Amnésique, oui, j'ai bien du mal à comprendre ce que l'homme de la vidéo dit, mais quelque chose en moi, se réveille. À mesure que la vidéo avance, je crains de plus en plus d'en voir la fin !

« Et la nation américaine décida d'investir là-dedans. Dans les champs morphiques. Ils voulaient s'en servir comme d'une arme. Pour exterminer les espèces nuisibles quand ça leur chantait, par exemple. C'est simple, avec une telle technologie, si vous tuez un chat, toutes ces satanées bestioles vont mourir en même temps ! »

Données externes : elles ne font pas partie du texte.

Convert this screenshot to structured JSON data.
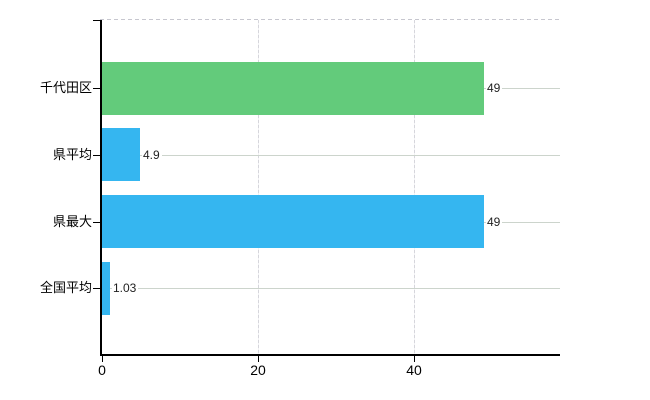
{
  "chart_data": {
    "type": "bar",
    "orientation": "horizontal",
    "title": "",
    "categories": [
      "千代田区",
      "県平均",
      "県最大",
      "全国平均"
    ],
    "values": [
      49,
      4.9,
      49,
      1.03
    ],
    "value_labels": [
      "49",
      "4.9",
      "49",
      "1.03"
    ],
    "bar_colors": [
      "#63cb7b",
      "#35b6f0",
      "#35b6f0",
      "#35b6f0"
    ],
    "x_tick_values": [
      0,
      20,
      40
    ],
    "x_tick_labels": [
      "0",
      "20",
      "40"
    ],
    "xlim": [
      0,
      58.7
    ],
    "grid": true,
    "legend_position": "none"
  },
  "colors": {
    "green_bar": "#63cb7b",
    "blue_bar": "#35b6f0",
    "axis": "#000000",
    "horizontal_gridline": "#ccd4cc",
    "vertical_gridline": "#d6d6dc",
    "top_border_dashed": "#c7c7cf",
    "value_text": "#1f1f1f",
    "background": "#ffffff"
  }
}
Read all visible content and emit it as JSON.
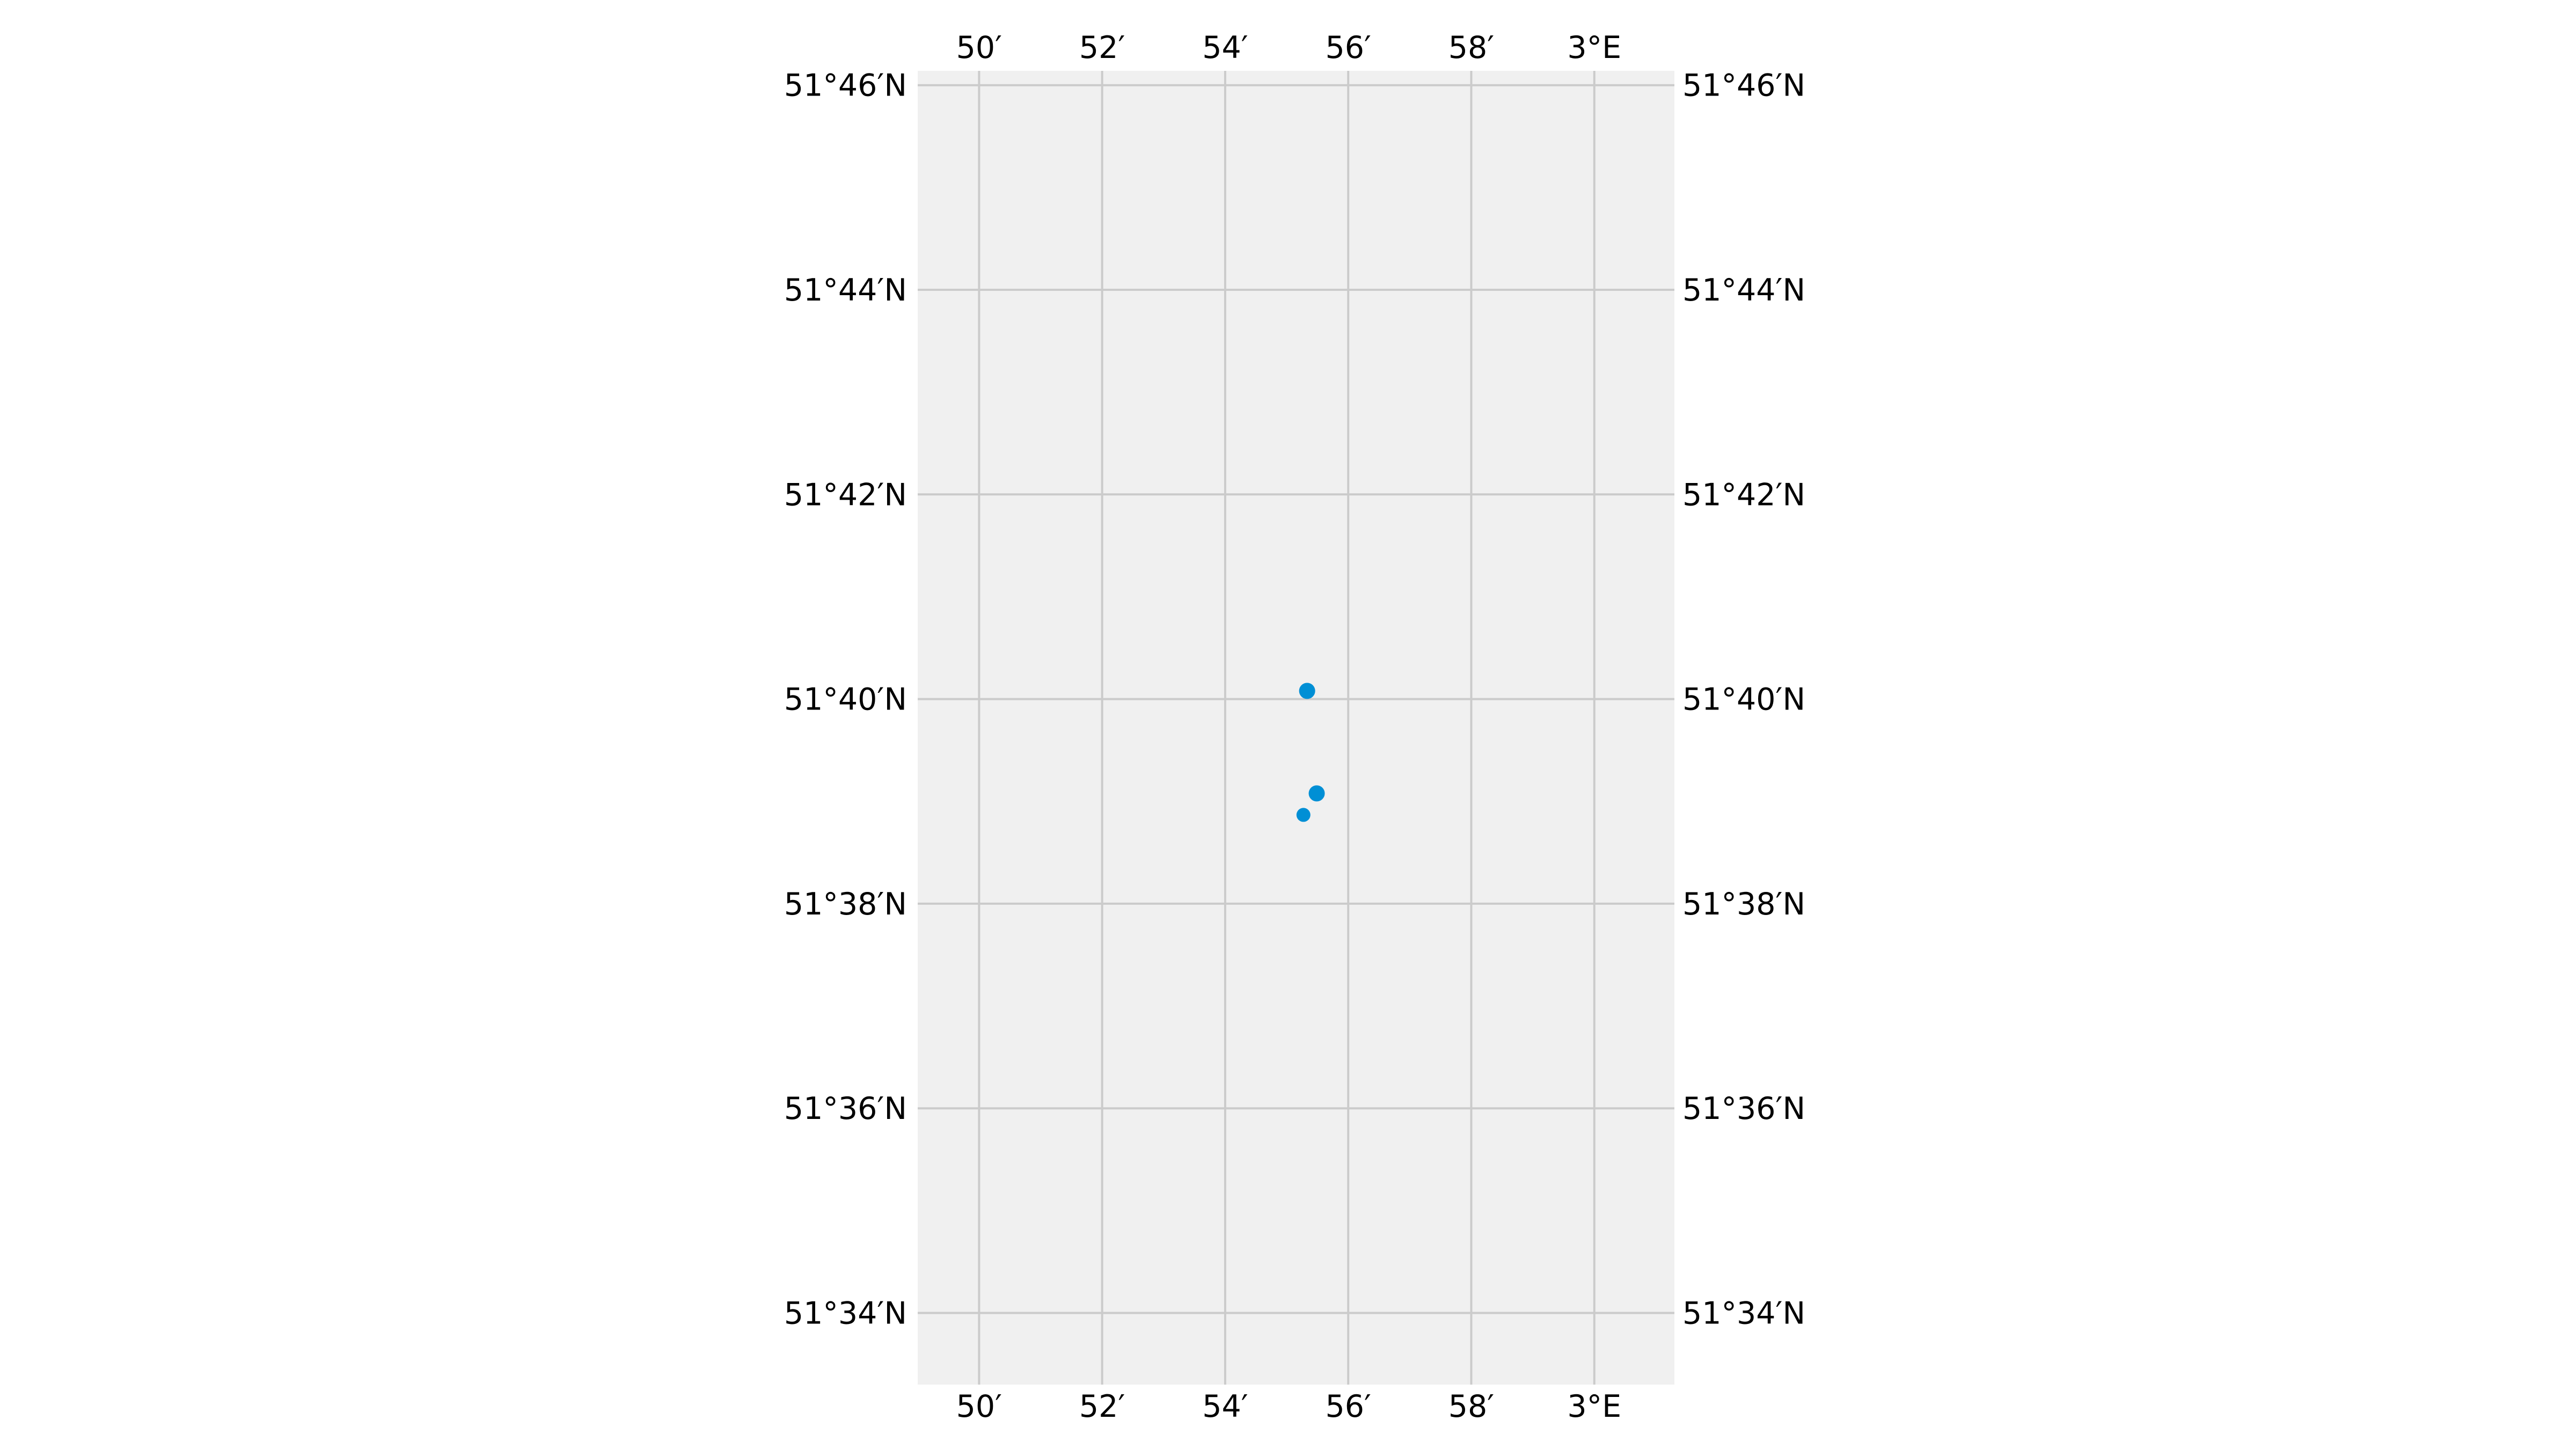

Je commence à comprendre... Et à craindre, de plus en plus, ce qui va suivre.

« Mais toi – ou moi, comme tu préfères – tu faisais partie d'un groupe, d'une secte, à l'encontre de cette idée dévastatrice. Tu voulais que la planète ne soit pas détruite par notre espèce viciée depuis des siècles. Alors tu as agi. En secret, tu as conçu une capsule de clonage et tu as réussi, au prix de maintes années de labeur, après l'éradication des rats, des loups, des moutons gris et des moustiques tigres, à télécharger ta conscience dans un corps créé artificiellement... à part quelques petits problèmes de mémoire, c'est un franc succès ! Un corps qui, pas humain de nature, ne subirait pas l'effet du champ morphique. Grâce à ton irritabilité légendaire, tu as déclenché une bagarre dans la salle de contrôle, et tu en as profité pour appuyer sur le bouton fatidique. Tu as désintégré un homme. Tous les autres ont suivi. Maintenant, en tant que clone, certes, tu es le dernier représentant de l'espèce humaine. Surtout, ne te morfonds pas ! Redore le blason de l'humanité ! »

J'éteins l'écran avant même que la vidéo ne se termine. Je ferme les yeux et essaye de réfléchir. Toutes mes pensées tournent en rond. Ce gars, Johnny London, était un fou-à-lier... qui a détruit la Terre. Ce gars, c'était moi.


Parfois, il vaut mieux rester dans l'ignorance.